Connie Willis is one of the most decorated science fiction writers ever, with eleven Hugo Awards and seven Nebula Awards, as well as induction into the Science Fiction Hall of Fame. Her 1998 novel To Say Nothing of the Dog, a Hugo winner, is one of my favorite sci-fi novels, a tight mash-up of a comedy of manners and a time travel story along with a send-up of a classic Brit Lit novel. That book was set in the same universe as her 1992 novel Doomsday Book, which won the Hugo, Nebula, and Locus Awards for best sci-fi novel, and explores much darker subject matter: how we respond to unthinkable disaster and human suffering.
Willis has crafted rules around her fictional time travel that manage to give it sufficient plausibility so that suspending your disbelief isn’t really an issue. Her time travelers are historians heading into the past for research purposes (usually), and do so under tightly controlled conditions. Heading into the past to alter history isn’t permitted by spacetime itself; anyone heading through to create such a paradox simply won’t be allowed to enter the “net” of time travel. And there’s “slippage” in time, the difference between when you arrive and when you were trying to arrive, which the researchers attribute to spacetime’s attempts to avoid even minor incidents like having you appear out of nowhere in the middle of a crowd of people who’d think you were an alien or a witch.

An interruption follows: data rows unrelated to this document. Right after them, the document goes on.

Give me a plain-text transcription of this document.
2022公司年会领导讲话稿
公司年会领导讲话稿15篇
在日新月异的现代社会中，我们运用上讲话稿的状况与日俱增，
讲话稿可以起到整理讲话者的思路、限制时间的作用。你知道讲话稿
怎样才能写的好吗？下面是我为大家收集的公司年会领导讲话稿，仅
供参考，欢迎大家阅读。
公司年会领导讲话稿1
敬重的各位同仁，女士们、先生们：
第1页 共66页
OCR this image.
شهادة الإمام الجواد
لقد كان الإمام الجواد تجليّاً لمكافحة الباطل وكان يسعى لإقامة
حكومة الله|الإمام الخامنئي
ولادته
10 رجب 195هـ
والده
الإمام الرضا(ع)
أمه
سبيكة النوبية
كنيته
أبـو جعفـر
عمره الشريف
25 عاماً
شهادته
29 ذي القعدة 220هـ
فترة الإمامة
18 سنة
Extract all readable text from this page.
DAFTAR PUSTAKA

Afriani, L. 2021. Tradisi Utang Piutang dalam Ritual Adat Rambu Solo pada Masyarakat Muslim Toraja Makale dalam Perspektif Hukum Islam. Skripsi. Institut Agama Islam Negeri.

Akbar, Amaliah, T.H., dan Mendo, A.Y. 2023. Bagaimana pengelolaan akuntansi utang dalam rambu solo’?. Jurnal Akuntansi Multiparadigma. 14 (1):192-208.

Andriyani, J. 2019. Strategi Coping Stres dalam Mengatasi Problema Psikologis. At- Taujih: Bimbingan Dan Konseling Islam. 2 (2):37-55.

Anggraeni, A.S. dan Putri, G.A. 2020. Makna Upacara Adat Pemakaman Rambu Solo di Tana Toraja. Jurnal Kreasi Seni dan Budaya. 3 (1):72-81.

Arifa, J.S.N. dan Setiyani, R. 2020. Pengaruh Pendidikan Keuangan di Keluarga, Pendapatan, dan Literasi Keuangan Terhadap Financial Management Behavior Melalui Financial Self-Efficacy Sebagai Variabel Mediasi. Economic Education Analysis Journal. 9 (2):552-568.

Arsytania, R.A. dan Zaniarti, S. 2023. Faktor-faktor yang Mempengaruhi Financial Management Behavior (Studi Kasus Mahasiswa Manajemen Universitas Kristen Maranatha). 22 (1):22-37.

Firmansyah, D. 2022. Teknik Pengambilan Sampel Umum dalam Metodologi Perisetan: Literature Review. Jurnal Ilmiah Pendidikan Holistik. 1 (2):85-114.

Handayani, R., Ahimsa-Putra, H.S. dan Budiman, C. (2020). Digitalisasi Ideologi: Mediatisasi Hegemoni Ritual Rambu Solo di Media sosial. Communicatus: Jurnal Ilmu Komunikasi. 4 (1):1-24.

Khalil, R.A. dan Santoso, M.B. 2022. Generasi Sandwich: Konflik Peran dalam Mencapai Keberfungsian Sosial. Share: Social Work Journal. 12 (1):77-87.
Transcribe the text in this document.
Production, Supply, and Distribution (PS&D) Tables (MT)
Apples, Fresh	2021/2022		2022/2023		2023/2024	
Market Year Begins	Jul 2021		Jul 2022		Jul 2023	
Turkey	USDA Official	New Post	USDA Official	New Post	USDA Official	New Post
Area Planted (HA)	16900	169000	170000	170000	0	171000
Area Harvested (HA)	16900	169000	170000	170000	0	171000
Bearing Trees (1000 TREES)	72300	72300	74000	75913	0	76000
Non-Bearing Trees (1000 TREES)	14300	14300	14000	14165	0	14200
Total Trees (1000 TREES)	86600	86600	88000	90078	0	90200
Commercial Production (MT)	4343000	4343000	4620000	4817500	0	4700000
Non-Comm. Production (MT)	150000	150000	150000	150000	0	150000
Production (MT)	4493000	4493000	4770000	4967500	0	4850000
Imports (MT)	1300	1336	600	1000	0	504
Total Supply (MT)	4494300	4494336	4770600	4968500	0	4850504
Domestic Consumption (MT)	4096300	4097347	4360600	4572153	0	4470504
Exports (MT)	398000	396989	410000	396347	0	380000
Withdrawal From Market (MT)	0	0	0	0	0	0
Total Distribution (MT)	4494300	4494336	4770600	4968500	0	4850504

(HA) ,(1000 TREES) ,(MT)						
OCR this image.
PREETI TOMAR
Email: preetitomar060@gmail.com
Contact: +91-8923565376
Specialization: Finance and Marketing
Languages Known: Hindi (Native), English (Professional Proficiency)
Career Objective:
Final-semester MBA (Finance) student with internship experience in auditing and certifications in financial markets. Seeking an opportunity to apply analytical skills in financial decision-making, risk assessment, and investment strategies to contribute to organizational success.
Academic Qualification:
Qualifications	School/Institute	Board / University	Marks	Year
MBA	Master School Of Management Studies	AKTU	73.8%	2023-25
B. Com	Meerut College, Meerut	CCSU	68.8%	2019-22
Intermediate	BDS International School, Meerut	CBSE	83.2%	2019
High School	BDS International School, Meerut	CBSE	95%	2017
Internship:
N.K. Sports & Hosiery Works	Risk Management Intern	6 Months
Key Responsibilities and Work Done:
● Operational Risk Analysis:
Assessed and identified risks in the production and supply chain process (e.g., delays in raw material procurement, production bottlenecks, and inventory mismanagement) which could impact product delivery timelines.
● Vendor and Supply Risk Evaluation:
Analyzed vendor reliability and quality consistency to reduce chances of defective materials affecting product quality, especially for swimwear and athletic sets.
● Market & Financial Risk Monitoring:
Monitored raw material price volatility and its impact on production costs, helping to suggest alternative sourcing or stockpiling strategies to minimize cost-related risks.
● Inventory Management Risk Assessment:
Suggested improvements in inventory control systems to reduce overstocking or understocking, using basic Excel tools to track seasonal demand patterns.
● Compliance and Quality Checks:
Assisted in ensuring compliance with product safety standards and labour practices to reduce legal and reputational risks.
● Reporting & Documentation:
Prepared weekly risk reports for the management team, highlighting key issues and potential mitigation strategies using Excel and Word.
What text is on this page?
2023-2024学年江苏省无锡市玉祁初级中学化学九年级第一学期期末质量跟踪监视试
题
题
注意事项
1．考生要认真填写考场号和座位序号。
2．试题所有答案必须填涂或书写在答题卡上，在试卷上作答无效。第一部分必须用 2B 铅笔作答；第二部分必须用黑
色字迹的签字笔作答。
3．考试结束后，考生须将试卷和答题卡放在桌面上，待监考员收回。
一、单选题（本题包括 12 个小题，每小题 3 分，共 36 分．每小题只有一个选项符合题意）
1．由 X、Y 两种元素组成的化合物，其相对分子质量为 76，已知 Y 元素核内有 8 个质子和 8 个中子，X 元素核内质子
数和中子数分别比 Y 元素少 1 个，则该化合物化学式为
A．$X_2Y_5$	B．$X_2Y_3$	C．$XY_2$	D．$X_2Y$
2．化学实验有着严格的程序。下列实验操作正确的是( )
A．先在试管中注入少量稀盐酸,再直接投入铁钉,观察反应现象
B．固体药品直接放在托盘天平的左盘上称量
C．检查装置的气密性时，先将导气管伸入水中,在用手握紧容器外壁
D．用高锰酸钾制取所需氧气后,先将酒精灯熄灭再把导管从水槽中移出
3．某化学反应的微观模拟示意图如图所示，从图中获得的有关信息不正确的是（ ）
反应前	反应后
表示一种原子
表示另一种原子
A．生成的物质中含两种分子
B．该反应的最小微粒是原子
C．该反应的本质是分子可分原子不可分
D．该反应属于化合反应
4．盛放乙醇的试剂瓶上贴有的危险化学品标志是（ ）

In Doomsday Book, a young woman in Oxford’s history department named Kivrin is heading back to 1320 England to examine village life of the time and as a prelude to a future research trip back to the Black Death, which began in England in 1348. Unfortunately, as soon as she steps through the net into the past, the main technician who organized the drop, Badri, falls horribly ill with a new strain of influenza, touching off an epidemic in modern-day Oxford … with Kivrin unfortunately falling sick as she arrives in the past. Something has gone wrong with the drop, but Badri is near death and unable to tell anyone why or to explain how they will retrieve Kivrin at the scheduled rendezvous time and place. Kivrin, meanwhile, ends up involved in a separate epidemic, as the plague arrives in the village where she’s staying, and since she’s been vaccinated she is the only person there with immunity to the disease. Her response, as the only person in her time and place who understands the nature of the plague, and the responses of those in the modern time are the real focus of the book, from those thinking first and foremost about the victims to those stuck in the mindset of adhering to policy or those unable to give up their own goals even when it puts others at grave risk.
Willis is an outstanding writer in every aspect of the term, from plot to pacing to character development, but two things particularly stand out in Doomsday Book. One is her ability to still weave humor into a story that is incredibly dark and full of tragedy, with many deaths of named characters in both timelines. William Gaddson, an undergraduate who is rather successful with the young ladies but whose overbearing mother thinks he’s a fragile, innocent boy who studies too hard, provides regular comic relief and even plays a real role in the plot. The American bell choir stuck inside the quarantine zone is almost absurd in its zeal to put on a show regardless of conditions. The assistant Finch’s obsession with “lavatory paper” is similar in its “oh my God is he still on about that” nature.
One of the first symptoms of this influenza strain is mental confusion, and Willis manages to impart that to the reader without actually confusing the reader about what’s happening. That is, when the character at the center of the action gets sick and begins to suffer the confusion, Willis gets that across in ways that don’t cause the reader to lose understanding of what’s happening. I found I realized some things weren’t making sense, so the character’s confusion was tangible, but I also could follow what was happening as an observer (since it’s written entirely in the third person) rather than just getting lost myself. That balance is a neat trick and takes a skilled writer to pull off.
Doomsday Book touches on some significant themes, notably some of the characters’ difficulty in reconciling their belief in God with the horrors of the epidemics before them and the deaths of friends and family members. Some fall to disbelief, others to superstition or belief that it’s God’s vengeance. Those who remain after the epidemics have ended, however, seem to all have come to some appreciation of the kindness and mercy of others, even those facing their own deaths, in the face of unimaginable fear and difficulty. Kivrin’s final encounter with a dying plague victim provides the most moving, insightful scene of the book, even though both characters see the situation from almost perfectly opposed perspectives.
As with To Say Nothing of the Dog and Willis’ shorter novel Bellwether, which I read in June and loved but never had time to review, I couldn’t put Doomsday Book down, reading its nearly 600 pages in just over a week. I’ll have to get to her most recent novel in the Oxford universe, the 2010 two-part novel Blackout/All Clear, which also swept the major awards and runs over 1,000 pages in total.
Next up: I read Philip José Farmer’s Hugo winner To Your Scattered Bodies Go this week and hated just about everything about it. I’m about to start Laurent Binet’s World War II novel HHhH today, which has to be better.